Gregory Parks, co-head of the privacy and cybersecurity practice at Morgan, Lewis & Bockius in Philadelphia, a litigator by training, said he now devotes most of his time to his cybersecurity practice. A total of about 85 lawyers firm-wide are handling such matters to one degree or another, he said.
Last year’s data-breach headlines prompted an uptick in calls from clients, Parks added.
“It is absolutely a constantly evolving thing,” he said. “This is something that every company needs to work on constantly, all the time. You can never say, ‘OK, we are done with cybersecurity.’”
Developing a Cybersecurity Practice
Launching a cybersecurity practice requires significant groundwork. Some lawyers went as far as saying that it’s simpler for a technology professional to learn the law than it is for a lawyer to learn technology.
When e-discovery rules in New Jersey and elsewhere were in flux in 2006, that was “a unique opportunity to delve into these issues deeper,” according to Pinguelo, who said addressing technical issues in litigation and non-litigation matters, as well as working with legislators, helped him develop a core of knowledge. “I can’t think of a better way to bone up on these issues than to be on the front lines.”
Stio said “law firms have started to recognize that this is an area where the law is changing,” but “those on the forefront started doing that seven-to-10 years ago.”
“Any lawyer that is going to engage in this type of practice is going to find a way to educate themselves on these kind of laws,” Stio said, adding that Pepper Hamilton’s breach response team includes lawyers from various practices, some of them industry-based: litigation, labor and employment, corporate and securities, white collar defense, health care, and financial services.
Marketing, at this stage, is mostly through word-of-mouth, lawyers said, though even that is challenging when “companies are loath to disclose publicly that they’ve had a data privacy problem,” according to Christie.
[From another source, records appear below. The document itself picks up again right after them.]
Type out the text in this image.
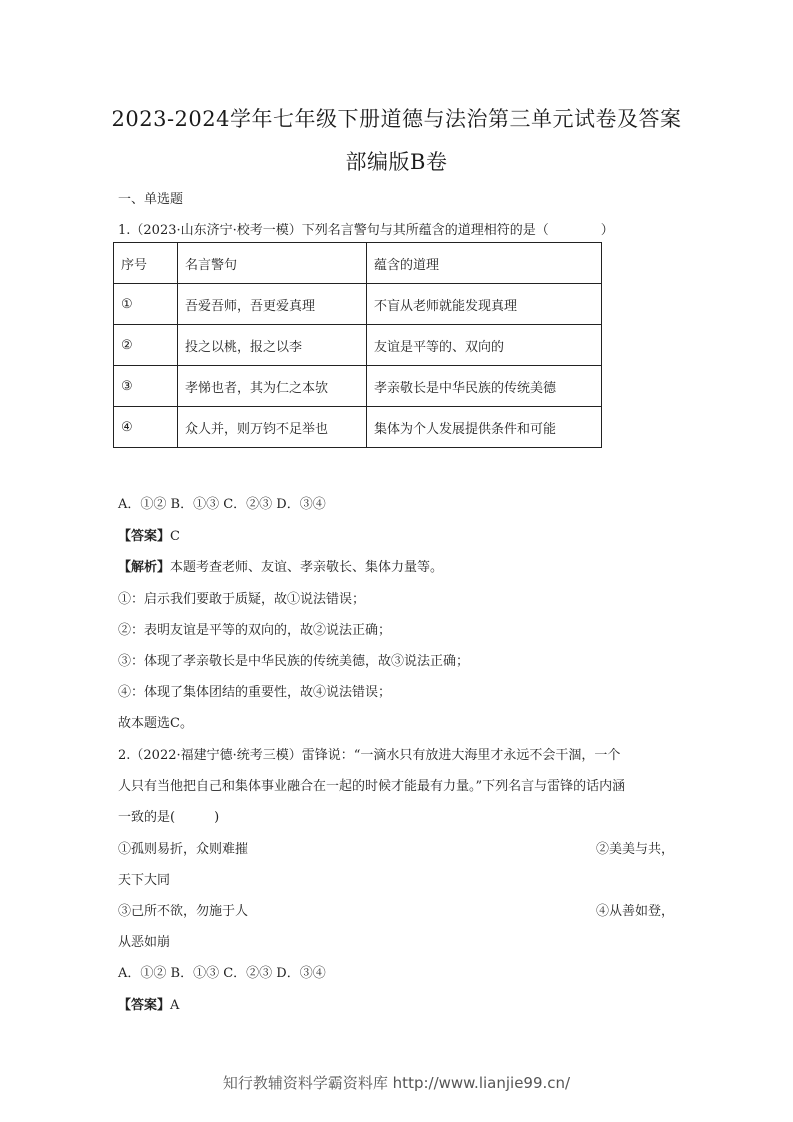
2023-2024学年七年级下册道德与法治第三单元试卷及答案
部编版B卷
一、单选题
1.（2023·山东济宁·校考一模）下列名言警句与其所蕴含的道理相符的是（　　　　）
序号	名言警句	蕴含的道理
①	吾爱吾师，吾更爱真理	不盲从老师就能发现真理
②	投之以桃，报之以李	友谊是平等的、双向的
③	孝悌也者，其为仁之本欤	孝亲敬长是中华民族的传统美德
④	众人并，则万钧不足举也	集体为个人发展提供条件和可能
A．①② B．①③ C．②③ D．③④
【答案】C
【解析】本题考查老师、友谊、孝亲敬长、集体力量等。
①：启示我们要敢于质疑，故①说法错误；
②：表明友谊是平等的双向的，故②说法正确；
③：体现了孝亲敬长是中华民族的传统美德，故③说法正确；
④：体现了集体团结的重要性，故④说法错误；
故本题选C。
2.（2022·福建宁德·统考三模）雷锋说：“一滴水只有放进大海里才永远不会干涸，一个
人只有当他把自己和集体事业融合在一起的时候才能最有力量。”下列名言与雷锋的话内涵
一致的是(　　　)
①孤则易折，众则难摧	②美美与共，
天下大同
③己所不欲，勿施于人	④从善如登，
从恶如崩
A．①② B．①③ C．②③ D．③④
【答案】A
知行教辅资料学霸资料库 http://www.lianjie99.cn/
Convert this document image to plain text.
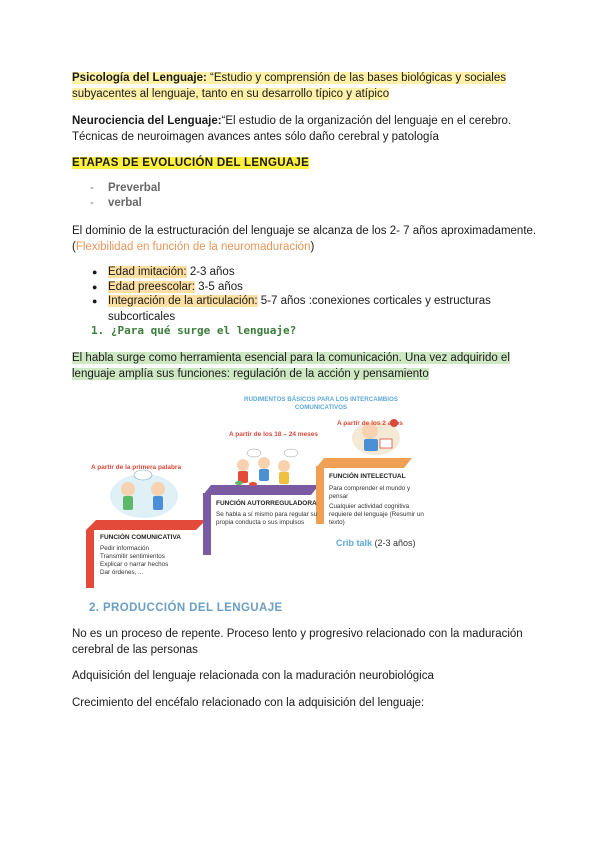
Psicología del Lenguaje: “Estudio y comprensión de las bases biológicas y sociales
subyacentes al lenguaje, tanto en su desarrollo típico y atípico
Neurociencia del Lenguaje:“El estudio de la organización del lenguaje en el cerebro.
Técnicas de neuroimagen avances antes sólo daño cerebral y patología
ETAPAS DE EVOLUCIÓN DEL LENGUAJE
- Preverbal
- verbal
El dominio de la estructuración del lenguaje se alcanza de los 2- 7 años aproximadamente.
(Flexibilidad en función de la neuromaduración)
● Edad imitación: 2-3 años
● Edad preescolar: 3-5 años
● Integración de la articulación: 5-7 años :conexiones corticales y estructuras
subcorticales
1. ¿Para qué surge el lenguaje?
El habla surge como herramienta esencial para la comunicación. Una vez adquirido el
lenguaje amplía sus funciones: regulación de la acción y pensamiento
A partir de la primera palabra
A partir de los 18 – 24 meses
A partir de los 2 años
RUDIMENTOS BÁSICOS PARA LOS INTERCAMBIOS
COMUNICATIVOS
FUNCIÓN COMUNICATIVA
Pedir información
Transmitir sentimientos
Explicar o narrar hechos
Dar órdenes, ...
FUNCIÓN AUTORREGULADORA
Se habla a sí mismo para regular su
propia conducta o sus impulsos
FUNCIÓN INTELECTUAL
Para comprender el mundo y
pensar
Cualquier actividad cognitiva
requiere del lenguaje (Resumir un
texto)
Crib talk (2-3 años)
2. PRODUCCIÓN DEL LENGUAJE
No es un proceso de repente. Proceso lento y progresivo relacionado con la maduración
cerebral de las personas
Adquisición del lenguaje relacionada con la maduración neurobiológica
Crecimiento del encéfalo relacionado con la adquisición del lenguaje:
Still, client referrals are becoming more common, he said.
Billing for cybersecurity work is approached differently depending on the firm. At Morgan Lewis, a lot of the work is done on an hourly basis, but some tasks, such as developing an incident-response plan or conducting privacy audits, lend themselves to fixed fees, Parks said.
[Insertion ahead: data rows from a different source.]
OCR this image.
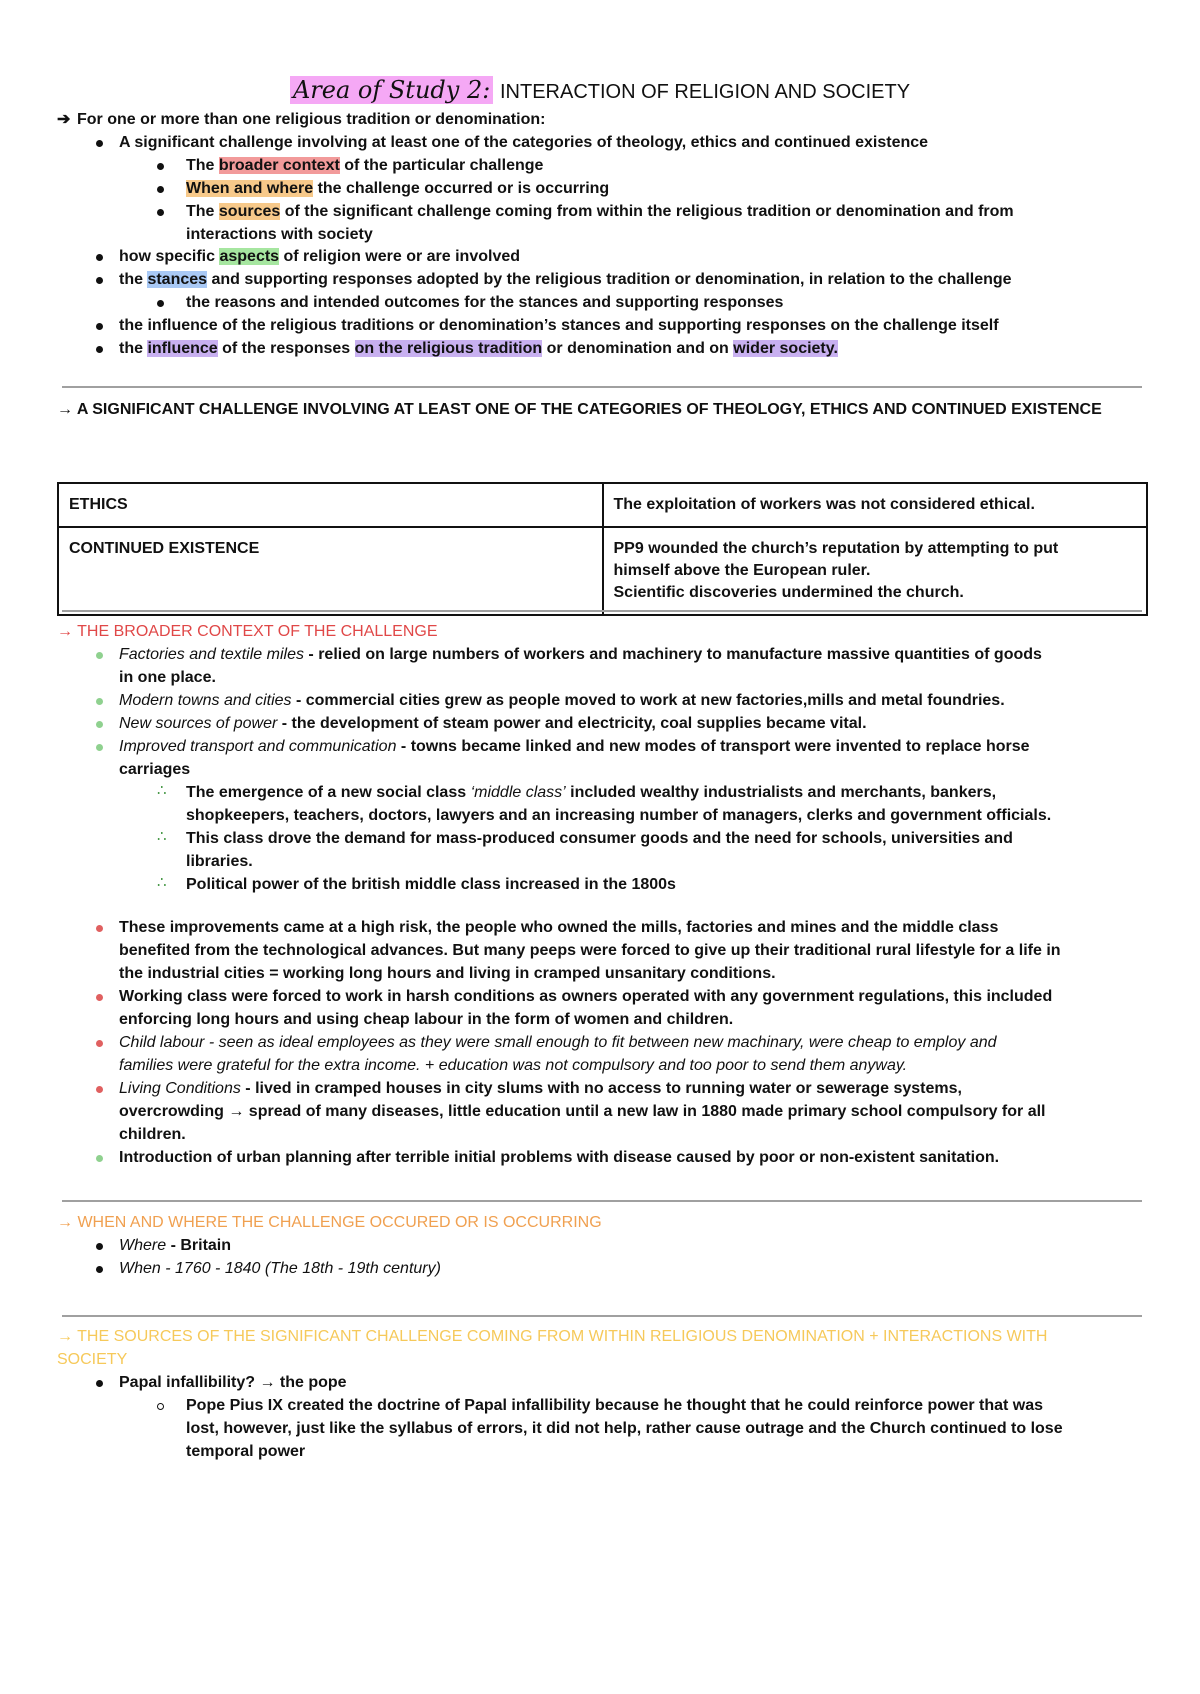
Area of Study 2: INTERACTION OF RELIGION AND SOCIETY
➔ For one or more than one religious tradition or denomination:
A significant challenge involving at least one of the categories of theology, ethics and continued existence
The broader context of the particular challenge
When and where the challenge occurred or is occurring
The sources of the significant challenge coming from within the religious tradition or denomination and from
interactions with society
how specific aspects of religion were or are involved
the stances and supporting responses adopted by the religious tradition or denomination, in relation to the challenge
the reasons and intended outcomes for the stances and supporting responses
the influence of the religious traditions or denomination’s stances and supporting responses on the challenge itself
the influence of the responses on the religious tradition or denomination and on wider society.
→ A SIGNIFICANT CHALLENGE INVOLVING AT LEAST ONE OF THE CATEGORIES OF THEOLOGY, ETHICS AND CONTINUED EXISTENCE
ETHICS	The exploitation of workers was not considered ethical.
CONTINUED EXISTENCE	PP9 wounded the church’s reputation by attempting to put
himself above the European ruler.
Scientific discoveries undermined the church.
→ THE BROADER CONTEXT OF THE CHALLENGE
Factories and textile miles - relied on large numbers of workers and machinery to manufacture massive quantities of goods
in one place.
Modern towns and cities - commercial cities grew as people moved to work at new factories,mills and metal foundries.
New sources of power - the development of steam power and electricity, coal supplies became vital.
Improved transport and communication - towns became linked and new modes of transport were invented to replace horse
carriages
∴ The emergence of a new social class ‘middle class’ included wealthy industrialists and merchants, bankers,
shopkeepers, teachers, doctors, lawyers and an increasing number of managers, clerks and government officials.
∴ This class drove the demand for mass-produced consumer goods and the need for schools, universities and
libraries.
∴ Political power of the british middle class increased in the 1800s
These improvements came at a high risk, the people who owned the mills, factories and mines and the middle class
benefited from the technological advances. But many peeps were forced to give up their traditional rural lifestyle for a life in
the industrial cities = working long hours and living in cramped unsanitary conditions.
Working class were forced to work in harsh conditions as owners operated with any government regulations, this included
enforcing long hours and using cheap labour in the form of women and children.
Child labour - seen as ideal employees as they were small enough to fit between new machinary, were cheap to employ and
families were grateful for the extra income. + education was not compulsory and too poor to send them anyway.
Living Conditions - lived in cramped houses in city slums with no access to running water or sewerage systems,
overcrowding → spread of many diseases, little education until a new law in 1880 made primary school compulsory for all
children.
Introduction of urban planning after terrible initial problems with disease caused by poor or non-existent sanitation.
→ WHEN AND WHERE THE CHALLENGE OCCURED OR IS OCCURRING
Where - Britain
When - 1760 - 1840 (The 18th - 19th century)
→ THE SOURCES OF THE SIGNIFICANT CHALLENGE COMING FROM WITHIN RELIGIOUS DENOMINATION + INTERACTIONS WITH
SOCIETY
Papal infallibility? → the pope
Pope Pius IX created the doctrine of Papal infallibility because he thought that he could reinforce power that was
lost, however, just like the syllabus of errors, it did not help, rather cause outrage and the Church continued to lose
temporal power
Timothy Blank, who chairs the cybersecurity and data privacy group at Dechert in Philadelphia, and Vernon Francis, a partner in the group, said billing for cybersecurity work is approached the same as any other practice, though some tasks, particularly litigation and government investigations, are suited to hourly billing. Dechert, like Morgan Lewis, is willing to conduct audits for a fixed fee, they said.
Pinguelo, who teaches an e-discovery course at Seton Hall University School of Law, said client demand for cybersecurity services will continue to grow, but building a strong practice takes time.
“Any firm looking to get in this area—they need to recognize that,” Pinguelo said.